И я знал это. И Белый знал это.
И все мы это знали.
– Скоро грибочки-то? - спросил Белый легким, как осенняя безумная бабочка, голосом. - Я это... с удовольствием поел бы...
– Скоро, - сказал я.
И в носу у меня защипало, как от лука.
А потом мы вместе ели грибной суп.
Белый приподнимался на локте и ел. Другая его рука лежала на белом бинте поверх раны.
Я ел и смотрел на него.
Мы ели вместе. Это как будто – молились вместе.
Или – стреляли вместе.
Или – умирали вместе.
Оказывается, жизнь – это когда не по отдельности, а вместе.
Революцию тоже делают все вместе. Один никто не сможет сделать революцию.

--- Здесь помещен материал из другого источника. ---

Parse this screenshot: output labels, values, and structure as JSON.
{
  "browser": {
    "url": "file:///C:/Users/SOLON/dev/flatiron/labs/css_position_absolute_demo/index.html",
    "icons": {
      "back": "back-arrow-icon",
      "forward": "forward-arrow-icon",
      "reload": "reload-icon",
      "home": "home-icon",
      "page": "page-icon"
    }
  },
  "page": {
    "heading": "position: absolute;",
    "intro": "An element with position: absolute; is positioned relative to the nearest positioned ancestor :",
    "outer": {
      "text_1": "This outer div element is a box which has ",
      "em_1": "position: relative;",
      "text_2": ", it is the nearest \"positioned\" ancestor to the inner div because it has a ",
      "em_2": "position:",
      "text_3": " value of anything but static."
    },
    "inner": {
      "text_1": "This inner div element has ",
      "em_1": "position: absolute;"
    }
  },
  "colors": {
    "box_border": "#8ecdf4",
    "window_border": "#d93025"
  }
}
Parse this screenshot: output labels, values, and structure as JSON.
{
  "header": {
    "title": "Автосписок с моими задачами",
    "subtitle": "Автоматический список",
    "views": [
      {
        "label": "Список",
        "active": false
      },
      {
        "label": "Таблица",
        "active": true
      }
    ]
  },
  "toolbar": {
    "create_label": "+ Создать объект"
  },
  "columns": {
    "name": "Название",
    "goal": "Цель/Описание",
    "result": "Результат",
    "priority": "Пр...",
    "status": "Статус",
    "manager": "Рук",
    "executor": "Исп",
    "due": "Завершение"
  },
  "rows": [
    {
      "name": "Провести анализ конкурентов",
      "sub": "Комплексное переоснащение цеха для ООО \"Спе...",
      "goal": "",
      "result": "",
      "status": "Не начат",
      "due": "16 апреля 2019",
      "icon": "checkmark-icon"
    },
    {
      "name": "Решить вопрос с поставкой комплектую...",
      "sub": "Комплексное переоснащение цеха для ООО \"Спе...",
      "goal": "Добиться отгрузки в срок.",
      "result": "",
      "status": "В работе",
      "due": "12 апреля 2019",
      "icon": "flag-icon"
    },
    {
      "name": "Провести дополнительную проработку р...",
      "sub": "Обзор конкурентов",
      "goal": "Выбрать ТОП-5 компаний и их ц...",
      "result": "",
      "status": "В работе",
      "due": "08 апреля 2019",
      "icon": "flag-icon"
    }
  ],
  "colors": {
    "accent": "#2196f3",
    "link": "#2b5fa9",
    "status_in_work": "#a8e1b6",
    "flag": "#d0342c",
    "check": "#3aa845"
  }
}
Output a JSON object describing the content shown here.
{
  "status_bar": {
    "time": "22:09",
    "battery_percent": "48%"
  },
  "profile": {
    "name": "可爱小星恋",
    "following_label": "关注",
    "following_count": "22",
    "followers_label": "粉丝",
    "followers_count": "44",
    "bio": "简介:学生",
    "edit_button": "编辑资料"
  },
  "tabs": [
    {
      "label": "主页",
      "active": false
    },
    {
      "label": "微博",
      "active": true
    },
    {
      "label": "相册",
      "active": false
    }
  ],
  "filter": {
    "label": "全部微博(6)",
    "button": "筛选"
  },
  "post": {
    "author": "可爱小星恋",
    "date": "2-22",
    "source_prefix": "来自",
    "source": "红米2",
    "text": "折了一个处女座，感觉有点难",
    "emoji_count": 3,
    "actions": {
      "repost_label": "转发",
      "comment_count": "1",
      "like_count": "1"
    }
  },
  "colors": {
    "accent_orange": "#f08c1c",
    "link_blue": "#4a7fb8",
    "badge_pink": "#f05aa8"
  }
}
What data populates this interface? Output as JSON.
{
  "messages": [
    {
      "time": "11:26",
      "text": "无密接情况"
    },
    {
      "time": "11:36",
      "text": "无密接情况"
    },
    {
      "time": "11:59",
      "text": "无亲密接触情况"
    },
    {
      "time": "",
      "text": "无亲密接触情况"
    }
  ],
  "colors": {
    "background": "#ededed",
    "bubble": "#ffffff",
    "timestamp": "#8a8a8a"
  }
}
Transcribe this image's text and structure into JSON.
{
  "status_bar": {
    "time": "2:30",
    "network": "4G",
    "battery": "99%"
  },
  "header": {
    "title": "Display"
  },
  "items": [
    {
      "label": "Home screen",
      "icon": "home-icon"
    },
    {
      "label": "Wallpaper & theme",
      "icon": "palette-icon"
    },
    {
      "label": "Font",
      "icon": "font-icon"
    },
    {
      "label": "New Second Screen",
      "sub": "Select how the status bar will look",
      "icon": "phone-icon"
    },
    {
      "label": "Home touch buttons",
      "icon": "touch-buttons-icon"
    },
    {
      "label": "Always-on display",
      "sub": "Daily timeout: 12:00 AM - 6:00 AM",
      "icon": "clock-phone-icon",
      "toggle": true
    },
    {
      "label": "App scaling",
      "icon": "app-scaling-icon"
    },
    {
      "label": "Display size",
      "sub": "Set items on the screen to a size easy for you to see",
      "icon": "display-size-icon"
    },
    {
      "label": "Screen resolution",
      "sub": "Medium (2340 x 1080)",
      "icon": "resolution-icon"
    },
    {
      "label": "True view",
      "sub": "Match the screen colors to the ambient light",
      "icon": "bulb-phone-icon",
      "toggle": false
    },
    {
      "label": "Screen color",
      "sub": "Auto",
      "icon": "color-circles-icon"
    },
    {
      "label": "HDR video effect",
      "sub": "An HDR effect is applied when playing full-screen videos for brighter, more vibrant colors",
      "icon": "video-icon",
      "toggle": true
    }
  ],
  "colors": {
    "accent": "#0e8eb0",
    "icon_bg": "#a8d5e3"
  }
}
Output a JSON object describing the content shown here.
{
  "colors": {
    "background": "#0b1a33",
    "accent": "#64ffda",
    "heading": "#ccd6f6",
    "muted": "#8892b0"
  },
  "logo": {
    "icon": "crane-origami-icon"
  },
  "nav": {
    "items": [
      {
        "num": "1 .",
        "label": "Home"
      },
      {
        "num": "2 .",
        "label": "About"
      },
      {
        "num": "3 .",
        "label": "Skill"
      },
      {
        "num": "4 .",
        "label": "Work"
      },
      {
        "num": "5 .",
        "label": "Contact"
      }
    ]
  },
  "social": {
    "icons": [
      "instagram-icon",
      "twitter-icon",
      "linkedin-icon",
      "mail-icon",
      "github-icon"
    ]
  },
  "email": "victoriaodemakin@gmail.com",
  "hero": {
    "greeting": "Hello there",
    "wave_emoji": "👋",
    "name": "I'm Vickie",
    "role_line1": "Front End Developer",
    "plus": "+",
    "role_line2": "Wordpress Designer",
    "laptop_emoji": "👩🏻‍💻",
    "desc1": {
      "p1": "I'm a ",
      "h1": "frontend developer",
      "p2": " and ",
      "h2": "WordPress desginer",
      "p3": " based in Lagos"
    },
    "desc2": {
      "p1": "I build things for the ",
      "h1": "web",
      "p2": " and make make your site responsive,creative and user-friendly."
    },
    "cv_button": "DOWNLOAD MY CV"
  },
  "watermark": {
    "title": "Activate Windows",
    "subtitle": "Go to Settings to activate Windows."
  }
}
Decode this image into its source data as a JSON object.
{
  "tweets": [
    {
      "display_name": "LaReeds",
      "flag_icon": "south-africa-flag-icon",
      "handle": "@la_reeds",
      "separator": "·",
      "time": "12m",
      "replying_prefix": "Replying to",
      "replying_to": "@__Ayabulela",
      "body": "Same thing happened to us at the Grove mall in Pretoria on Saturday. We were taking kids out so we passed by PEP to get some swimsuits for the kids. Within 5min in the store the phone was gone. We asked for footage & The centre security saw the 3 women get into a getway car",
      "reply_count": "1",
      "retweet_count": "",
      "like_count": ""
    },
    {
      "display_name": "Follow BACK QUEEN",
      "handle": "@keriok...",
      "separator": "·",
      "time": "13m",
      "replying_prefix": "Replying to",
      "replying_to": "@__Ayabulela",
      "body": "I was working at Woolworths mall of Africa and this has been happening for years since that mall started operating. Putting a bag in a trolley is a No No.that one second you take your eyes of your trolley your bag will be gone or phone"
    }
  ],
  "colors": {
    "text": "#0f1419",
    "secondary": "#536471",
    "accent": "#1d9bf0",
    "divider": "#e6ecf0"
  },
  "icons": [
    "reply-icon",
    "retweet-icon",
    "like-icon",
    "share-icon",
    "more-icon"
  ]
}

– Ты Еретика читал? - спросил я, прожевывая грибы.
– Наизусть знаю.
И у него был набит грибами рот.
Прожевав грибы и громко хлебнув из ложки супа, он вдруг спросил напуганно:
– А это хорошие грибы, а? А мы с них – не того, а?
И я засмеялся и крикнул:
– Нет! Жить-то хочется, да!
– Вот победим... - пробормотал Белый и зачерпнул ложкой из тарелки гущи.
– Вот победим – я сам твоих ментов найду и порежу! Как грибам, им головы на хрен срежу! Ешь!
Из темно-синего квадрата окна на нас обоих смотрела осень. Одинокая осень. Она была одна, и теряла все свои грибы, и все ягоды, и все золотые листья.